Ms Kirabo said the planned focus on agro-industrialisation should ensure access to credible inputs like seeds, acaricides and pesticides. 

 “Let us stop looking at the increased figure. We should dig deep. Each year the population grows at 3.2 percent, meaning those are more mouths to feed. Does the increment cater for that?... Countries like our neighbour in Kenya know their staple food is maize flour and in their budget they already know what amount of grain they will import which is not the case with our budget,” she said. 

 Ms Kirabo was also concerned about the programme’s commitment to research, inputs, extension services, quality and management of pests and diseases.
 “You hoodwink people by increasing the budget yet you remove the extension and production grant at the local government. This means farmers will be doing things on their own which will affect the quality of the produce,” she said.

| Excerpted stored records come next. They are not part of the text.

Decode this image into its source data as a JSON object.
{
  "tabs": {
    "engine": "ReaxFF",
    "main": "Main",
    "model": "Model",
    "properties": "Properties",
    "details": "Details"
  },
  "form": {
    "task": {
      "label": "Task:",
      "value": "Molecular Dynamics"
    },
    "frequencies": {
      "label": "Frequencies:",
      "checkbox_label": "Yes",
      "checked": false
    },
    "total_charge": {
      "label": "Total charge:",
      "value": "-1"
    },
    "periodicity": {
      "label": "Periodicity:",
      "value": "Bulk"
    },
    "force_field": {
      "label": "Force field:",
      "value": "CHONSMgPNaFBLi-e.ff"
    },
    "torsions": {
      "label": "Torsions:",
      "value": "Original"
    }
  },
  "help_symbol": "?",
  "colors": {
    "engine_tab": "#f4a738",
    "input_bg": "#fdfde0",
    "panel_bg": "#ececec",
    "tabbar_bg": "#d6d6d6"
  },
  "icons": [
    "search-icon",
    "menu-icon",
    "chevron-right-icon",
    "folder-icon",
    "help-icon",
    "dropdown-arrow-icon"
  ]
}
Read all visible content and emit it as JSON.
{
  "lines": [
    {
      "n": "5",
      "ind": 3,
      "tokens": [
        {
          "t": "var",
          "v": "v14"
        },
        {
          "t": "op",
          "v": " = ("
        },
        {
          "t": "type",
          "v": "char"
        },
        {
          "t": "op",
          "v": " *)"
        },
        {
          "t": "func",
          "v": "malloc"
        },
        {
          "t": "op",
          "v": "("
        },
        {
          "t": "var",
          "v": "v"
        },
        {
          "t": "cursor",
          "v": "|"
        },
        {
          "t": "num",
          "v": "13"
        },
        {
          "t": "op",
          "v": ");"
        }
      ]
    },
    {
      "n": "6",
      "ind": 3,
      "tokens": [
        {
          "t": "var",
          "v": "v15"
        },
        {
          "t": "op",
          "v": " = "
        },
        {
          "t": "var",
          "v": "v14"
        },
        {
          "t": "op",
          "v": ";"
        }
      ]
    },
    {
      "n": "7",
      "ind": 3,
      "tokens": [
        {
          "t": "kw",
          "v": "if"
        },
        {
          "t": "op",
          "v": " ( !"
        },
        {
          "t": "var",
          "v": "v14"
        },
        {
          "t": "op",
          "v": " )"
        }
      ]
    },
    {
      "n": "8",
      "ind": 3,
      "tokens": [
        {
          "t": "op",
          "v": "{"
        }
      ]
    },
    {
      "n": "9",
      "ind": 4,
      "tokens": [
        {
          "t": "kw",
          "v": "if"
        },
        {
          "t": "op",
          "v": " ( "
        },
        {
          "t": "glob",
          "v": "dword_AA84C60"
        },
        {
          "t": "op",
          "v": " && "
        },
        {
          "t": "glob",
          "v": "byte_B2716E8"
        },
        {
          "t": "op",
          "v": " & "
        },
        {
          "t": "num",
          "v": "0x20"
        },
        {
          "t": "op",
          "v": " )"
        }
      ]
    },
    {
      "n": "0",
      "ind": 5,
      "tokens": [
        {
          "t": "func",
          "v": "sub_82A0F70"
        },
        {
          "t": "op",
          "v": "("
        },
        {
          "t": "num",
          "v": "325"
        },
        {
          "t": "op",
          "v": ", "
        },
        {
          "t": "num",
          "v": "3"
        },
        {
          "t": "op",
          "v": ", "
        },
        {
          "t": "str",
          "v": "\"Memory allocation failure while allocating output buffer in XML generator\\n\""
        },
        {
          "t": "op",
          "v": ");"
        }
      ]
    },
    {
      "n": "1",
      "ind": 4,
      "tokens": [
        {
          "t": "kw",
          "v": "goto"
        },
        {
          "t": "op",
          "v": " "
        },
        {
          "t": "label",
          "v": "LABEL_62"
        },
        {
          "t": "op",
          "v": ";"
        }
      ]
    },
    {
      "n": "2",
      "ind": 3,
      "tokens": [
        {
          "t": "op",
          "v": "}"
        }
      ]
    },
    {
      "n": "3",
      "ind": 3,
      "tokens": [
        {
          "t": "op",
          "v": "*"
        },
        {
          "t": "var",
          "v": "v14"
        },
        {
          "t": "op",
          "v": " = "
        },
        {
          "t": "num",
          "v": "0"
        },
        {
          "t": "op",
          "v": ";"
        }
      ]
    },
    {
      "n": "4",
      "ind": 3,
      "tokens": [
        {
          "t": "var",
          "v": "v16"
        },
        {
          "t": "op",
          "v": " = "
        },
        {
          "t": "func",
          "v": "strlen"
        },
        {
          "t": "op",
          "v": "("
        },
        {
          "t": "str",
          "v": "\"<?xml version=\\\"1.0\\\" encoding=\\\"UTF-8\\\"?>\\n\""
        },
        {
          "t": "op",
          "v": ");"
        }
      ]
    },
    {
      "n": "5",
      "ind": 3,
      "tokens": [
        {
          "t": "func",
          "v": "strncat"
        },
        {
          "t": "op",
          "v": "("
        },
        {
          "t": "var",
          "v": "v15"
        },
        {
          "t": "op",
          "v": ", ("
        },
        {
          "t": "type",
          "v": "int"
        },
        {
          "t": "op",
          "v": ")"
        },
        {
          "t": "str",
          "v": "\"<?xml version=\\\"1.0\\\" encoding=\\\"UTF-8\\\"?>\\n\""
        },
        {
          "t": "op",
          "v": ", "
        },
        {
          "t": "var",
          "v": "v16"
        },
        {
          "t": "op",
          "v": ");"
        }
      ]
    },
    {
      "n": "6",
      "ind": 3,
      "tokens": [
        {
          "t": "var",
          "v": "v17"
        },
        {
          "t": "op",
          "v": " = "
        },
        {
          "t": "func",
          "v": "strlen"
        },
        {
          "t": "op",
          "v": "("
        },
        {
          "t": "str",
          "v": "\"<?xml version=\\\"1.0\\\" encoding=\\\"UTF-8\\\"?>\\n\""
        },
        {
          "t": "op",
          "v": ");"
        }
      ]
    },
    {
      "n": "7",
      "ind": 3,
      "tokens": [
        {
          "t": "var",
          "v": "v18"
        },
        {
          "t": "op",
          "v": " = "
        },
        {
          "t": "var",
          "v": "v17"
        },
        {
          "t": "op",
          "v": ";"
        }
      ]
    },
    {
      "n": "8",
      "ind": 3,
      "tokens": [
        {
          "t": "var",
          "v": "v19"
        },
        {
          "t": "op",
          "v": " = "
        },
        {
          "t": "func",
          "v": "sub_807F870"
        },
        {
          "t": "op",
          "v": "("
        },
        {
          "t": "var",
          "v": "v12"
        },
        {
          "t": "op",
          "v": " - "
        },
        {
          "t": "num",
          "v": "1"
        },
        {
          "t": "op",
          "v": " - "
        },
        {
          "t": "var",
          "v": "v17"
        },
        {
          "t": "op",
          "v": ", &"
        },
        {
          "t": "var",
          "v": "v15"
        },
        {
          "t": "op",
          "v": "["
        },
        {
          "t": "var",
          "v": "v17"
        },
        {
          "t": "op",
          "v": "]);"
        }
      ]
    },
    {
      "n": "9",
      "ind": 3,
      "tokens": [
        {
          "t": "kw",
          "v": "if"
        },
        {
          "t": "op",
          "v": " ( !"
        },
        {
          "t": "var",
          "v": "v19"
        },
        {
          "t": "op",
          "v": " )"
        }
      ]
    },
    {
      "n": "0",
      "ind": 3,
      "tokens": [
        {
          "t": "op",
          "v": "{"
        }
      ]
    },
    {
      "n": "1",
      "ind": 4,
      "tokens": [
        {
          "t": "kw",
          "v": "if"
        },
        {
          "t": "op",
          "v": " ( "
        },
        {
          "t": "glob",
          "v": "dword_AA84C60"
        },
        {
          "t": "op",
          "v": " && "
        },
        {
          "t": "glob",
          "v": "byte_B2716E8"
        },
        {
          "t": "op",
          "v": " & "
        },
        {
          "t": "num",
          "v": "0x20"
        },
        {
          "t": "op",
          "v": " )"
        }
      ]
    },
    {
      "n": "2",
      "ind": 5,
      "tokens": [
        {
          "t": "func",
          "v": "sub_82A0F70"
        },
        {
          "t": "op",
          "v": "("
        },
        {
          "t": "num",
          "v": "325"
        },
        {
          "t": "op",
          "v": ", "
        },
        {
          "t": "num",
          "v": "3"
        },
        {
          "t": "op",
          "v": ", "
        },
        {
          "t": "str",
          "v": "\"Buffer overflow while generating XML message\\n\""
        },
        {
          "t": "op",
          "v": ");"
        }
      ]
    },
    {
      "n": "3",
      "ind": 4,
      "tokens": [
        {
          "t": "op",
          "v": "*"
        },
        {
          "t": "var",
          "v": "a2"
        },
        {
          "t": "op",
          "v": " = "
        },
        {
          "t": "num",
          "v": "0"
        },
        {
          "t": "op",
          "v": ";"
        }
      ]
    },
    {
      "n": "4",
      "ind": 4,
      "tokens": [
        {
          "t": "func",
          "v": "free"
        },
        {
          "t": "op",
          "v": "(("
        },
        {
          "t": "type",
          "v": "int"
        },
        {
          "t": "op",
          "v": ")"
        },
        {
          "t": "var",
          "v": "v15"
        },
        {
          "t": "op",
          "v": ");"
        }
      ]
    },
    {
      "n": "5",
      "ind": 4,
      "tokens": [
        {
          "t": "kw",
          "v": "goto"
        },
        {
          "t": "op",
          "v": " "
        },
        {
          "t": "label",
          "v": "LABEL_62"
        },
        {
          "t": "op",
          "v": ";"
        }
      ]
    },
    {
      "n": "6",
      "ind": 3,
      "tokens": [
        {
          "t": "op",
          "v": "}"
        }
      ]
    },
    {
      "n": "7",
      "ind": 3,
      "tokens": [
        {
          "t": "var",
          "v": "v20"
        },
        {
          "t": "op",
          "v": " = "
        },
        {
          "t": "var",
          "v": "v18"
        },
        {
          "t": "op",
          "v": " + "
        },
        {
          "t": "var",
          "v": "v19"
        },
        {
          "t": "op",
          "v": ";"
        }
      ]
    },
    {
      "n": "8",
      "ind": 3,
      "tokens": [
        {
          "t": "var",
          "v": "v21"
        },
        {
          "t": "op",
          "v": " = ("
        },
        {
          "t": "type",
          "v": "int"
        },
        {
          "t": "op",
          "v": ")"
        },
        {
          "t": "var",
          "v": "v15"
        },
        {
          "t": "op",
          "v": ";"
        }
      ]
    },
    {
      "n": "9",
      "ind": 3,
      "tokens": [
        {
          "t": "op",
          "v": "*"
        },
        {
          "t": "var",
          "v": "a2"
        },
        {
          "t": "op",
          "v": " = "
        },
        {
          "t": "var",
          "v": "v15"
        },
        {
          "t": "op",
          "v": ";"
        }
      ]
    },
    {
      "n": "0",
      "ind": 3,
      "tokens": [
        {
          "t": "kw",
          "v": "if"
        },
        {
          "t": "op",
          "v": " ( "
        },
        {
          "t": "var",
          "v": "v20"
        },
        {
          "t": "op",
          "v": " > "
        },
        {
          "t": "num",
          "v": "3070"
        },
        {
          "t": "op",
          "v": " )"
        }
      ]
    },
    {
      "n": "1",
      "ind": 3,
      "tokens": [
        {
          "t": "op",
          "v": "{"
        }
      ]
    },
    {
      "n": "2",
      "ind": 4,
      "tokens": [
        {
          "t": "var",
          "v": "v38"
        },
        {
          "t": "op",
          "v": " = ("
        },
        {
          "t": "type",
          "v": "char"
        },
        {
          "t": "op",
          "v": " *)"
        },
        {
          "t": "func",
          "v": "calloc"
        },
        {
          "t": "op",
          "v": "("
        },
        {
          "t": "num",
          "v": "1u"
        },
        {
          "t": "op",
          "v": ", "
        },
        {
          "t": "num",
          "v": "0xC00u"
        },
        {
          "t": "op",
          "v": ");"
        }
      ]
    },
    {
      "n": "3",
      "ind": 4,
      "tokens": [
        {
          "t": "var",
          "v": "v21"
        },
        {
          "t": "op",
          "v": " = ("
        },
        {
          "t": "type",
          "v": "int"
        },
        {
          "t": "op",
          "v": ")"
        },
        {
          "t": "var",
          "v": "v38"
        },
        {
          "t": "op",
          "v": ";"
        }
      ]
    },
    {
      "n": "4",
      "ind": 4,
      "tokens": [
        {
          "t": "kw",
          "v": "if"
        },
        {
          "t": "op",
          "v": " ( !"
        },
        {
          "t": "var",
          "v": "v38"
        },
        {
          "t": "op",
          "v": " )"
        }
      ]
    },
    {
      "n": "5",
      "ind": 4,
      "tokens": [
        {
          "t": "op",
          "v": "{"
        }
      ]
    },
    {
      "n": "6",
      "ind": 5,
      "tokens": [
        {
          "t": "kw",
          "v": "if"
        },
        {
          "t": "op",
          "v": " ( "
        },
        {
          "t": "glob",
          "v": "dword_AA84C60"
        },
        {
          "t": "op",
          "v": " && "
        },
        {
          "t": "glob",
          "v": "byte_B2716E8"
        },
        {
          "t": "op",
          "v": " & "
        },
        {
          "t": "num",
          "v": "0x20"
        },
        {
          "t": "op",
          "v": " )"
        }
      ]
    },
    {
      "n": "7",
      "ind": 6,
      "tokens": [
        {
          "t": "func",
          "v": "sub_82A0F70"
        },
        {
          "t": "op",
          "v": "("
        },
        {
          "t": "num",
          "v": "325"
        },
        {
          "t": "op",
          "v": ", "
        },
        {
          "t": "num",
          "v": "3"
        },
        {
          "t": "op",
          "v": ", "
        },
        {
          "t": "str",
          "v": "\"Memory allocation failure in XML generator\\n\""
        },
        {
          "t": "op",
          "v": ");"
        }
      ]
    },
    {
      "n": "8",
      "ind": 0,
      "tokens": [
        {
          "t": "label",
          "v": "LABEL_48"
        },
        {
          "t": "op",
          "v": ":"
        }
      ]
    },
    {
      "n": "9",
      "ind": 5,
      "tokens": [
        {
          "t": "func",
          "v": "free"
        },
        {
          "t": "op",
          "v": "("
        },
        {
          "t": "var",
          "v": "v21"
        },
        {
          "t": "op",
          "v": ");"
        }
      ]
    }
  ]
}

 Ms Josephine Akia, country coordinator of the Participatory Ecological Land Use Management (PELUM) Uganda, also raised fears about the impact of inadequate extension services. 
 “We were already concerned that the [recommended] ratio of extension workers to the farmers has not been realised. The farmers will be left to gamble for solutions to the challenges they will be facing,” she said.
 
Background
    The government plans to transform Uganda’s agriculture through agro-industrialisation, one of the programmes in 2021/25 NDP III. The objective is to increase total export value of processed agricultural commodities from; $935 million in 2020 to $2.7 billion; increase the agricultural sector growth rate from 3.8 to 6.0 percent, among others. 

It is hoped that 100,000 new jobs will be created. Under the programme, government wants to reduce the percentage of households depending on subsistence agriculture as a main source of livelihood from 68.9 to 55 percent, and to increase the proportion of households that are food secure from 60 percent to 90 percent.